BOTOX

Researchers discovered in the 1950s that injecting overactive muscles with minute quantities of botulinum toxin type-A would result in decreased muscle activity by blocking the release of acetylcholine from the neuron by preventing the vesicle where the acetylcholine is stored from binding to the membrane where the neurotransmitter can be released. This will effectively weaken the muscle for a period of three to four months.

In cosmetics, a Botox injection, consisting of a small dose of botulinum toxin, can be used to prevent formation of wrinkles by paralyzing facial muscles. As of 2007, it is the most common cosmetic operation, with 4.6 million procedures in the United States, according to the American Society of Plastic Surgeons. Qualifications for Botox injectors vary by county, state and country. Botox cosmetic providers include dermatologists, plastic surgeons, cosmetic physicians, nurse practitioners, nurses, physician assistants, and medical spas. The wrinkle preventing effect of Botox lasts for approximately three to four months, upto six months.

In addition to its cosmetic applications, Botox is currently used in the treatment e.g. spasms and dystonias, by weakening involved muscles, for the 60-70 day effective period of the drug. The main conditions are:

Cervical dystonia (spasmodic torticollis) (a neuromuscular disorder involving the head and neck)
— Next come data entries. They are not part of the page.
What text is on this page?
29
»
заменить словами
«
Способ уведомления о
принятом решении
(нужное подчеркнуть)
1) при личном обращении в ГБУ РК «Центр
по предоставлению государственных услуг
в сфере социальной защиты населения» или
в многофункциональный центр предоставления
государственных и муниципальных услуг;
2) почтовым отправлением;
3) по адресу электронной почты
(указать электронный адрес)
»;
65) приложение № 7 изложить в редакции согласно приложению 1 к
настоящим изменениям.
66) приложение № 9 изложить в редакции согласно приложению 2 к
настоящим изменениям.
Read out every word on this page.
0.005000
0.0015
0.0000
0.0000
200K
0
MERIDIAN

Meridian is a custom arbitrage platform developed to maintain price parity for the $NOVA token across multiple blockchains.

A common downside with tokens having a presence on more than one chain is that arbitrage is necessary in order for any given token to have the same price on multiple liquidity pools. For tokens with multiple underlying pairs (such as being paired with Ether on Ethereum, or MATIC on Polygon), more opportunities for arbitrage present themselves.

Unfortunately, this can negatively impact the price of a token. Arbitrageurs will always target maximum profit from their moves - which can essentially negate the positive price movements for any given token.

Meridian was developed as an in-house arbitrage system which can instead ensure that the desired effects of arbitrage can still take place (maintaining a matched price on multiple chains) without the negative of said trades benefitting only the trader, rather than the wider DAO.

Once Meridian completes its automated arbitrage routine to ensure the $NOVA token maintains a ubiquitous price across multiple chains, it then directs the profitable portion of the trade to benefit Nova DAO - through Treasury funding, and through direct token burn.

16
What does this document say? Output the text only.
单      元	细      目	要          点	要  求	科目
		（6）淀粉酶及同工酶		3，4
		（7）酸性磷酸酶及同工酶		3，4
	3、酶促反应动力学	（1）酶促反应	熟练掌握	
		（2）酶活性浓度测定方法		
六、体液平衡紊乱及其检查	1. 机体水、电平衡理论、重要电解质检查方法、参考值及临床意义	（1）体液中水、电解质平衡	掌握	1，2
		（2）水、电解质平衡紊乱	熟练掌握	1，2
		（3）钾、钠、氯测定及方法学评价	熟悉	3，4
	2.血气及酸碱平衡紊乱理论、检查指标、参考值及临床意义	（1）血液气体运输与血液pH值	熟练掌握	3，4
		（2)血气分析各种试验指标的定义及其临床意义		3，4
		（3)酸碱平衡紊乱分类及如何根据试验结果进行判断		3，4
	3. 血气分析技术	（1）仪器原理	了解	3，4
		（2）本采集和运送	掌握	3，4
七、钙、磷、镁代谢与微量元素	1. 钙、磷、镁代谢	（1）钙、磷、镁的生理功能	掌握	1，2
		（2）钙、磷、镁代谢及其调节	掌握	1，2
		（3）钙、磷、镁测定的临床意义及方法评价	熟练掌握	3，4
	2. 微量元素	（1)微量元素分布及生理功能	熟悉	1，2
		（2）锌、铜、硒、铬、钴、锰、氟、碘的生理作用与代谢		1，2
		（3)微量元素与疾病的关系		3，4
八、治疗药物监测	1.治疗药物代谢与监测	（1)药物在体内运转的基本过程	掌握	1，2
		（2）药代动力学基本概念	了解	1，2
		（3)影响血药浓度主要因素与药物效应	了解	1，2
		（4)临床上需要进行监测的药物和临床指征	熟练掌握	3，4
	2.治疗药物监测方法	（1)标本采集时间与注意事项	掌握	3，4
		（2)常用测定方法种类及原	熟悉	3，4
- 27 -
Blepharospasm (excessive blinking)

Severe primary axillary hyperhidrosis (excessive sweating)

Strabismus (Squints)

Achalasia (failure of the lower oesophageal sphincter to relax)

Local intradermal injection of BTX-A is helpful in chronic focal painful neuropathies. The analgesic effects are not dependent on changes in muscle tone.

Migraine and other headache disorders, although the evidence is conflicting in this indication

Other uses of botulinum toxin type A that are widely known but not specifically approved by FDA (off-label uses) include treatment of:

Pediatric incontinence, incontinence due to overactive bladder, and incontinence due to neurogenic bladder.

Anal fissure vaginismus To reduce the spasm of the vaginal muscles.

Spastic disorders associated with injury or disease of the central nervous system including trauma, stroke, multiple sclerosis, Parkinson’s disease, or cerebral palsy.

Focal dystonias affecting the limbs, face, jaw, or vocal cords.

TMJ pain disorders

Diabetic neuropathy

Wound healing

Excessive salivation

Vocal cord dysfunction (VCD) including spasmodic dysphonia and tremor

Reduction of the Masseter muscle for decreasing the size of the lower jaw

Treatment and prevention of chronic headache and chronic musculoskeletal pain are emerging uses for botulinum toxin type A. In addition, there is evidence that Botox may aid in weight loss by increasing the gastric emptying time.